Je suis pas vraiment ce que l'on appelle un bricoleur de génie. Dès qu'il s'agit de monter un meuble, de percer un mur, peindre ou coller, je sais pas ce qu'il se passe, ça marche pas comme il faudrait. J'ai les mains qui vont bien pour faire des ombres sur les murs et préparer des crumbles aux pommes, mais pour la bricole, il n'y a pas à dire, j'ai deux mains gauches. Je peux d'ailleurs assez facilement voir les catastrophes arriver et, bien souvent, les événements me donnent raison.
Je n'aime pas tellement les événements dans ces moments-là.
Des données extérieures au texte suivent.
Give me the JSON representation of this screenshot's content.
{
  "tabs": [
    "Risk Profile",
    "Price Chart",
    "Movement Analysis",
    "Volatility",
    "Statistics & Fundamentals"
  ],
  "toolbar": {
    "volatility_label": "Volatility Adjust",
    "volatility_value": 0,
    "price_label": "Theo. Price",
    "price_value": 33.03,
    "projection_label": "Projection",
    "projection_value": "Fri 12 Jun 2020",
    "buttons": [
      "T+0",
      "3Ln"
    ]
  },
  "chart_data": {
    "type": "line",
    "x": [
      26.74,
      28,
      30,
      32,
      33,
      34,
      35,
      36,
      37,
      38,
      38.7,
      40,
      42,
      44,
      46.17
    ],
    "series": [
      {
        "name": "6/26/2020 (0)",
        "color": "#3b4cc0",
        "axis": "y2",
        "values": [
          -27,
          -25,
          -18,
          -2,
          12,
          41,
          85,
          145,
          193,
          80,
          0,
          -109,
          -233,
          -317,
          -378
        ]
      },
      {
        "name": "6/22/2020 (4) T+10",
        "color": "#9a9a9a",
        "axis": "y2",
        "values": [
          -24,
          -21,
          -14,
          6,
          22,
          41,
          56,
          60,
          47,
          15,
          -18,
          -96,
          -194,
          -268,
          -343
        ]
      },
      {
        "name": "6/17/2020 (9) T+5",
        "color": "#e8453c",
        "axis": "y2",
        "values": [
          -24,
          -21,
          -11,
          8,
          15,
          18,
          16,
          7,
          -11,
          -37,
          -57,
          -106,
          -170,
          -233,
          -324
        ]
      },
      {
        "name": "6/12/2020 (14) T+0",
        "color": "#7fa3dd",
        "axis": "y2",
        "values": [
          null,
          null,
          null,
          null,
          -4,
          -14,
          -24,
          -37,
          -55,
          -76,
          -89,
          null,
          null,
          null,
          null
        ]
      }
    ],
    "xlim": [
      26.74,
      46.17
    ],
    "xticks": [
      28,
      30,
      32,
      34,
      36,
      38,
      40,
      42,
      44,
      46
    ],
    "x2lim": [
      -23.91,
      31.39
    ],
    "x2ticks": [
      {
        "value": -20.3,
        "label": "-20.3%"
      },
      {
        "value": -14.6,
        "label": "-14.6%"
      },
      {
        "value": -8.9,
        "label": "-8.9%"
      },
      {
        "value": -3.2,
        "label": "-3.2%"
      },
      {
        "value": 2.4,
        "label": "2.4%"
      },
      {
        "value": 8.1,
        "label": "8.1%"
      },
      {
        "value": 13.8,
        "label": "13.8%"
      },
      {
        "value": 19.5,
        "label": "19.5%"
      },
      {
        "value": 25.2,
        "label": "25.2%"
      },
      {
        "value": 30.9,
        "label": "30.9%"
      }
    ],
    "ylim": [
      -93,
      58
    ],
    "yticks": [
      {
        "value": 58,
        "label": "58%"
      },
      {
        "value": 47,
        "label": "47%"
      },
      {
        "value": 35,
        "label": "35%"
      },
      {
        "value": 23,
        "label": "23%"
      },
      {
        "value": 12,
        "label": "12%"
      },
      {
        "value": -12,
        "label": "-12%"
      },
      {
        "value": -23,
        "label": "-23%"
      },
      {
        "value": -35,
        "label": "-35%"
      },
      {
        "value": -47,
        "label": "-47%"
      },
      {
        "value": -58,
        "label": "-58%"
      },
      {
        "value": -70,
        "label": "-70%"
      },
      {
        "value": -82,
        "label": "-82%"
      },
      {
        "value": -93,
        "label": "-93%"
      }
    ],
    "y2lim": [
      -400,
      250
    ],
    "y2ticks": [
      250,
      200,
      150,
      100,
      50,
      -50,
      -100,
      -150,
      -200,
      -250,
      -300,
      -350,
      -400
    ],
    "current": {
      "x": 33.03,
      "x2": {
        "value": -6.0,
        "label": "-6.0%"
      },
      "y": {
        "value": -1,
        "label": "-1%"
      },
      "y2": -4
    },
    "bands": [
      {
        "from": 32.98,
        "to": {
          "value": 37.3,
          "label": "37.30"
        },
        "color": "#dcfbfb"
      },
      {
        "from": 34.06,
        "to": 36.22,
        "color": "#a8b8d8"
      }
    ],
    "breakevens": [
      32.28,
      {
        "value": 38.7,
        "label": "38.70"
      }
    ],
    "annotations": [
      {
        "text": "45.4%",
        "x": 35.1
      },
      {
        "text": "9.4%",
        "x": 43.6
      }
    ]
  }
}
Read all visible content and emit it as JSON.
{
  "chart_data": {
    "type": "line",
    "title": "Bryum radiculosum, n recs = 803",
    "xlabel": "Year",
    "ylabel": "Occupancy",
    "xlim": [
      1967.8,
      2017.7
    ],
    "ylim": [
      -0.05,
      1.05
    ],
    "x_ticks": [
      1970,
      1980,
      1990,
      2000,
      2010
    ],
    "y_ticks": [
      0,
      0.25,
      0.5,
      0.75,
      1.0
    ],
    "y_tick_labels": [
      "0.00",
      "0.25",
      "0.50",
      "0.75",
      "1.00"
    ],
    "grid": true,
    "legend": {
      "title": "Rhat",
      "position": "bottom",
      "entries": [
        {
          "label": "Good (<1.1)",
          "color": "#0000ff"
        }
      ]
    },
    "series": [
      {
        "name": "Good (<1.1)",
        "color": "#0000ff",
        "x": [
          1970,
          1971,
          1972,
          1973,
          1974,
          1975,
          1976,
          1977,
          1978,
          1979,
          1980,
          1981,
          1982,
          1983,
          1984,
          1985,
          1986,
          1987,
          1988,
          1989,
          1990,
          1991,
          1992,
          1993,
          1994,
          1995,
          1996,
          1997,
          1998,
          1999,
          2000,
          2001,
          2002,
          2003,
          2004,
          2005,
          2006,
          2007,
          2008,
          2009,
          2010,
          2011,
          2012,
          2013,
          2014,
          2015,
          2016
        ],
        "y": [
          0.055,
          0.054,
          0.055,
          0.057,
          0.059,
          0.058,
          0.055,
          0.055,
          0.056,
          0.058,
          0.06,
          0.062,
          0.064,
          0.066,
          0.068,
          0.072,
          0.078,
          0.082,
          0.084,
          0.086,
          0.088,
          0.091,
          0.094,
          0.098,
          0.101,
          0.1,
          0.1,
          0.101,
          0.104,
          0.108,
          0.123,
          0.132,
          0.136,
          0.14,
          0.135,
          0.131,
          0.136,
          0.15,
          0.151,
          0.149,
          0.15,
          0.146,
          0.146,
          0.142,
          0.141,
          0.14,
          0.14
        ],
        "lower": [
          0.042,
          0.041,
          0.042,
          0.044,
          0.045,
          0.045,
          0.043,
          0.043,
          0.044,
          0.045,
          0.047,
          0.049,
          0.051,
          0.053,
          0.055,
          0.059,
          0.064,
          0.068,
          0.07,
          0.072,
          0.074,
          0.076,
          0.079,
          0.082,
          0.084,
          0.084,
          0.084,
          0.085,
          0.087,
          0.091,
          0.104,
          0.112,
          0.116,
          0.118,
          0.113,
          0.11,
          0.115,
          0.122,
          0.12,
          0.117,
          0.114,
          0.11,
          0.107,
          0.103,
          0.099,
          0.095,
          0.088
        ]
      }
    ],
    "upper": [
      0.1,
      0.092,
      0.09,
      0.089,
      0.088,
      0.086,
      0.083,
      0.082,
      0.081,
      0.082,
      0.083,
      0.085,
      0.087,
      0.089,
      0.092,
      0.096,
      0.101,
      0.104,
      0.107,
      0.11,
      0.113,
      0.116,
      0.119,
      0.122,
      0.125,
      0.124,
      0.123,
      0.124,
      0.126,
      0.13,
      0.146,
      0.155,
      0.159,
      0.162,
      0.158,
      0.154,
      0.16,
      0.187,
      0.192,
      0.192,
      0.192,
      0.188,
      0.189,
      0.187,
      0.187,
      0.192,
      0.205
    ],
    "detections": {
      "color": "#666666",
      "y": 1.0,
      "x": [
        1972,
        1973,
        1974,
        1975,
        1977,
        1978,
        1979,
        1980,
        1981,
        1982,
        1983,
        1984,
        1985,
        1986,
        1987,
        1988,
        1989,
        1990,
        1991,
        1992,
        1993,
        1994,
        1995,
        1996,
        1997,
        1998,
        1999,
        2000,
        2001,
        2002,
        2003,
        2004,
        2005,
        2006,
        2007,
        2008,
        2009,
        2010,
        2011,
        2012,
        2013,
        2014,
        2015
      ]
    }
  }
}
L'autre jour, je me suis mis en tête de monter un bureau pour la grande soeur. Je vous épargne ici un jeu de mot douteux concernant les têtes et les martels. Je sors donc toutes les planches du kit, je me débats avec le carton vide qui refuse déjà de se plier comme je le lui demande gentiment, je me maudis ensuite de ne pas avoir choisi un modèle de bureau plus simple (c'est-à-dire avec moins de pièces que cet EVEREST de vis, planches, poignées, etc), je déplie les instructions comme un grand professionel du montage de bureau à domicile et enfin, je râle un peu, juste le temps de mettre la main sur le misérable tournevis cruciforme dont il est question dans cet infâme guide de montage multi-langue et multi-culture (évidemment l'homme, dans un grand souci de simplification du monde de la bricole, a cru bon de faire cohabiter deux espèces distinctes de tournevis, ne me demandez pas pourquoi).
Il faut poser la grande planche sur le sol, ouais, c'est peut-être celle-là, à moins que ce soit l'autre, bof, on verra, voilà, comme ça, visser quelques vagues supports sur le côté selon que l'on veut le tiroir à droite ou à gauche, serrer, taper, coincer ses doigts, bref oeuvrer pour la paix des ménages car pendant ce temps, et je dois bien le reconnaître, on est bien trop occupé pour dire du mal de sa future belle-mère.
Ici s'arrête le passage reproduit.